Mas Francisco é enfático ao defender que o matrimônio, como sacramento, só pode ser contraído por heterossexuais. “Casamento só existe entre homem e mulher”, afirmou o papa, em entrevista concedida em 2017 ao sociólogo francês Dominique Wolton. Na exortação apostólica “Amoris Laetitia”, documento publicado em 2015, o papa enfatizou que “não existe fundamento algum para assimilar ou estabelecer analogias, nem sequer remotas, entre as uniões homossexuais e o desígnio de Deus sobre o matrimônio e a família”.
Em 2018, a sigla LGBT foi usada pela primeira vez em um documento oficial da Igreja — no caso, o “Instrumentum Laboris” que serviu para nortear as discussões da Assembleia do Sínodo dos Bispos ocorrida naquele ano. Uma mudança e tanto para uma instituição que sempre se dirigiu a tais populações como “pessoas com tendências homossexuais”.
Medeiros acredita que a frase de Francisco no documentário deve ser vista como mais um avanço. “O pontífice toca em um tema que é tabu para a Igreja, isso não se pode negar”, comenta ela. “O foco do papa é o ser humano, a promoção de sua dignidade. Ele pede claramente que essas pessoas tenham acesso às garantias, aos benefícios sociais previstos em lei, como qualquer cidadão.”
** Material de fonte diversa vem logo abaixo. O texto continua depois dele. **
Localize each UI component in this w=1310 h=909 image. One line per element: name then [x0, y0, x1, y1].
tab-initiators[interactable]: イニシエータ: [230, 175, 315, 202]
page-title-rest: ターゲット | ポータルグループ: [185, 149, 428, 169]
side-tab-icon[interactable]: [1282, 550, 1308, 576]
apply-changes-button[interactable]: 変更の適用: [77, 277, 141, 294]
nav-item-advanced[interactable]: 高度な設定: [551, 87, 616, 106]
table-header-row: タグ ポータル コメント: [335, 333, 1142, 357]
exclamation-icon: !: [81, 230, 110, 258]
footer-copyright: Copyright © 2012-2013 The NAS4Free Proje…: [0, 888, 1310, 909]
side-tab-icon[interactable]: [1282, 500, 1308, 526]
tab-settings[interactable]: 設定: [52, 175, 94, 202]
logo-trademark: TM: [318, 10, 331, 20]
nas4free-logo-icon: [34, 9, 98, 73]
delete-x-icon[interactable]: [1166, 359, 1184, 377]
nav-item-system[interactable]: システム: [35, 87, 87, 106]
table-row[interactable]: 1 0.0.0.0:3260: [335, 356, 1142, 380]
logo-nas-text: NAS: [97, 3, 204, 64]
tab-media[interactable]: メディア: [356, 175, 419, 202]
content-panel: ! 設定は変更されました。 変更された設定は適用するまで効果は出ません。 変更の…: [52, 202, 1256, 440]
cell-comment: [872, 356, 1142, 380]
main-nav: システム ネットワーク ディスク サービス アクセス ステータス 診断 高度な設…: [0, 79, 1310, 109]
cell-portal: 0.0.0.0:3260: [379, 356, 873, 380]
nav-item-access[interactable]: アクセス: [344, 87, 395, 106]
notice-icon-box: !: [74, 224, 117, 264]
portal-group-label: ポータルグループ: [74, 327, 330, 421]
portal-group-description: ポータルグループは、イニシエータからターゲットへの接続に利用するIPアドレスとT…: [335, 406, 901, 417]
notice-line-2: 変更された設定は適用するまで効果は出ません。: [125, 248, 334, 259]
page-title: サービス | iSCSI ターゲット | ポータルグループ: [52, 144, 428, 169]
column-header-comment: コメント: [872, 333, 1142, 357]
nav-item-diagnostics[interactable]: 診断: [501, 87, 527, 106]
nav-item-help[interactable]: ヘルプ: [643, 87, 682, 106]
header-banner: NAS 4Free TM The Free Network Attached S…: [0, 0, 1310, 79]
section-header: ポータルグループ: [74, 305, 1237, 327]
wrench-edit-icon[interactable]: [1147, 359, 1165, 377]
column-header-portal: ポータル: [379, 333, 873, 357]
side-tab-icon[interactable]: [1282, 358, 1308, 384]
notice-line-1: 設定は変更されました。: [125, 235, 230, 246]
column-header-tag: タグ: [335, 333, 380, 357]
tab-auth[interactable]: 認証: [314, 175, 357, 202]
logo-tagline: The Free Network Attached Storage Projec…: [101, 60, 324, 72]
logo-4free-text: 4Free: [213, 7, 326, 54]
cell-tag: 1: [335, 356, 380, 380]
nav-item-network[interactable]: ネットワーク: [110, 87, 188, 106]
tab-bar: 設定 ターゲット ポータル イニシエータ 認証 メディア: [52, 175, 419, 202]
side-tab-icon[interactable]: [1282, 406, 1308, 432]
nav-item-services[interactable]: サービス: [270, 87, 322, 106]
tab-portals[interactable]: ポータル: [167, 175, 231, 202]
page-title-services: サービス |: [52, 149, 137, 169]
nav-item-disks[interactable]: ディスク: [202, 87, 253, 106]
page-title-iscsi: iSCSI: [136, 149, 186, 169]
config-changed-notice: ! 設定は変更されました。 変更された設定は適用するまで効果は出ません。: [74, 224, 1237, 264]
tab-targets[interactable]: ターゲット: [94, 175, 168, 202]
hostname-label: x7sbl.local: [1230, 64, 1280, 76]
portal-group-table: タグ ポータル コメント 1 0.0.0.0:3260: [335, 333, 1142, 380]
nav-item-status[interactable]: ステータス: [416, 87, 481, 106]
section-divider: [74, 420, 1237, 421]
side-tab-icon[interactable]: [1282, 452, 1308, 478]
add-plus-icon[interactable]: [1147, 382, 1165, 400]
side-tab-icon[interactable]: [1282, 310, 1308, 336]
Para o vaticanista Domingues, a novidade do posicionamento de Francisco está na menção à família. “Ele coloca o ‘fazer parte de uma família’. Não fala em ‘formar família’, mas fala em ‘fazer parte de uma família’. Isso é novo. Nunca esta questão tinha sido falada dessa forma por um papa antes”, analisa.
“Comparando com os últimos papas, o que se vê é uma mudança de linguagem a respeito da questão dos homossexuais. Hoje há uma abordagem mais pastoral e não se fala sobre a homossexualidade como algo intrinsecamente ruim”, complementa Domingues. “Francisco muda a abordagem, muda o olhar. Não muda o ensinamento em si nem o conteúdo, mas muda a ênfase. Ele olha para a realidade e se propõe a ir ao encontro das pessoas.”